Qu’est-il devenu, l’enfant, cet enfant qui m’était promis, dont je guettais l’épanouissement… ma vie nouvelle, ma vie de demain ?… Oh ! certes, je puis attendre ! Je ne suis pas au bout de mes forces et d’autres âmes s’offrent que je puis humer encore avant l’échéance… puisque échéance il y aura… Mais à quoi bon ? Ces jours derniers, assis à côté de Judith, dans un coin du grand jardin, sous la tignasse verte des arbres, j’écoutais, l’esprit quiet, le concert que nous donnait le peuple ailé. Les enfants jouaient à deux pas et je suivais d’un œil amusé les sautillements de ma frêle Hélène, gamine ingénue qui sera la femme, l’épouse, quand pour Judith sonnera l’heure du renoncement volontaire. Et, ce soir, me voici égrenant le chapelet de ma désespérance dans l’impavidité d’un espace sans antennes. L’odieux passé remonte en moi dans une nausée. Au plus obscur de mon être, de louches réminiscences rampent comme des larves.

Maudits soient les artisans de bonheur qui n’apportent que destruction et calamité !
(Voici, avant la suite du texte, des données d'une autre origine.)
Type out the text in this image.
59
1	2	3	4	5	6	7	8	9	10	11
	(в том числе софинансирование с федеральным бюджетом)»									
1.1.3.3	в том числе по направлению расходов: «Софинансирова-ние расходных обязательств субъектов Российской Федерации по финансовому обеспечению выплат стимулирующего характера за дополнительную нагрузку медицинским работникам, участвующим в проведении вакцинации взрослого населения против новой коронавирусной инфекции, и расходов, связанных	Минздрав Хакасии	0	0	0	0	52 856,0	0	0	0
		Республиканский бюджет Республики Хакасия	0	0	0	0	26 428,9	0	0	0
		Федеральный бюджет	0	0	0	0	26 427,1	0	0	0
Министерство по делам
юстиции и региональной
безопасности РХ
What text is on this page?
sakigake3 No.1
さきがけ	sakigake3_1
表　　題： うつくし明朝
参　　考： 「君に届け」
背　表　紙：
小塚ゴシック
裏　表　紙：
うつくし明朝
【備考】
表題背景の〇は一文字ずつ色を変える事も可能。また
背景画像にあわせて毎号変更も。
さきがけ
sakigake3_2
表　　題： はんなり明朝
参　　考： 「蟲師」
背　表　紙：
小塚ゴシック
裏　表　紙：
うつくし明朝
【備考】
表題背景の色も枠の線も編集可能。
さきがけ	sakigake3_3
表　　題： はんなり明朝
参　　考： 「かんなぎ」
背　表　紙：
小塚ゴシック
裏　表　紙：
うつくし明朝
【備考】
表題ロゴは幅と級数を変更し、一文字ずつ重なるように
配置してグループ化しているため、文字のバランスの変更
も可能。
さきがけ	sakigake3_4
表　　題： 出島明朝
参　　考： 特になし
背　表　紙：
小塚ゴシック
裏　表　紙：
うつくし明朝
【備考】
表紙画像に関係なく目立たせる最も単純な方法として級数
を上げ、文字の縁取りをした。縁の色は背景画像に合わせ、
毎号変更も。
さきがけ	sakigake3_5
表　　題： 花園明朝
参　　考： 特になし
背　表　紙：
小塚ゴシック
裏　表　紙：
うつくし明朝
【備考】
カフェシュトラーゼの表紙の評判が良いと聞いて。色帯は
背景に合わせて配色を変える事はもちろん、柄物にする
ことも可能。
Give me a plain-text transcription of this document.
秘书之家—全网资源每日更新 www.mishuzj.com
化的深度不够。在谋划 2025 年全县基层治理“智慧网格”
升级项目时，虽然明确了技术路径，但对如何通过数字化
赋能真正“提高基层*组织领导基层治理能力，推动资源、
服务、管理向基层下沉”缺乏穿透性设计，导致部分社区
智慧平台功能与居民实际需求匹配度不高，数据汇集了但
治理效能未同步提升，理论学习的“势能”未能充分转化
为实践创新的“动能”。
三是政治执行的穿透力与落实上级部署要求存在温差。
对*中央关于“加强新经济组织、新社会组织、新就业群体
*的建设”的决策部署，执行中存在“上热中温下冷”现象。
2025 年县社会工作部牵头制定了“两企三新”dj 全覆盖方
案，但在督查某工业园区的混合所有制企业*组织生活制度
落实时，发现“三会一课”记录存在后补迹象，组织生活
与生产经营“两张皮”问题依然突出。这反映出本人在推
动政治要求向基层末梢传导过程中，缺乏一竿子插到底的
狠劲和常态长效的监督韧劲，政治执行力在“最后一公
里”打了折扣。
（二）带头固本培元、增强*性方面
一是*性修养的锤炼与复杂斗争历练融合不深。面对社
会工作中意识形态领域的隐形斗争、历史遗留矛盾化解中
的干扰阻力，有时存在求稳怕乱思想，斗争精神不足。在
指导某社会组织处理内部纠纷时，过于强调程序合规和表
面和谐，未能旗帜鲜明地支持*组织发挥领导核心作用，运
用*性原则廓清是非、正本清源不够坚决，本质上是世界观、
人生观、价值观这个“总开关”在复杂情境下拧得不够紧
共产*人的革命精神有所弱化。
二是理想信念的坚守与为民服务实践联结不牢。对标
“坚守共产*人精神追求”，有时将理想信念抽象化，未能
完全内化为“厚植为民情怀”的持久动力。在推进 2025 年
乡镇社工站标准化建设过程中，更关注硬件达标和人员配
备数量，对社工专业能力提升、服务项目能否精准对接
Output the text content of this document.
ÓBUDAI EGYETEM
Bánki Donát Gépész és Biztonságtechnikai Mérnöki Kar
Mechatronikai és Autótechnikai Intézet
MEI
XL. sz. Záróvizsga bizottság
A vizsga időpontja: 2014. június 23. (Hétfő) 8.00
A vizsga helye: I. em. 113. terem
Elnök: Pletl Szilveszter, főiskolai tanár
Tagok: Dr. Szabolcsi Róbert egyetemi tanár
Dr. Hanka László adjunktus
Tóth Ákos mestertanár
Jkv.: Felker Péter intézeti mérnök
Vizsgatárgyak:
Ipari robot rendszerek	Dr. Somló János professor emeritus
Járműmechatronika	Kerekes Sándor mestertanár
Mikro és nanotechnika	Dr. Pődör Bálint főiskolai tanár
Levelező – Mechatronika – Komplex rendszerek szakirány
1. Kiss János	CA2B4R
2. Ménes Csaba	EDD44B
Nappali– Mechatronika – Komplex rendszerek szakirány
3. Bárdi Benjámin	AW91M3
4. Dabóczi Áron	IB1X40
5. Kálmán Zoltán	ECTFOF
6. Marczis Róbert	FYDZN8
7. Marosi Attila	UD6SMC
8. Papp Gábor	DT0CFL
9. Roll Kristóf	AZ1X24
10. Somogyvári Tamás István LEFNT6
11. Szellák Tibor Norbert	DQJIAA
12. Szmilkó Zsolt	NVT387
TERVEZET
Le bonheur, c’était peut être une femme qui aurait cheminé avec moi sur le grand trimard de la vie, des enfants qui m’auraient fermé les yeux !

Le bonheur, ce n’est pas la Science, ce n’est pas la Connaissance, ce n’est pas le Vouloir, ce n’est pas la Puissance.

C’est l’instabilité de la minute fuyante qu’on prend dans ses doigts mous et qui file comme une anguille.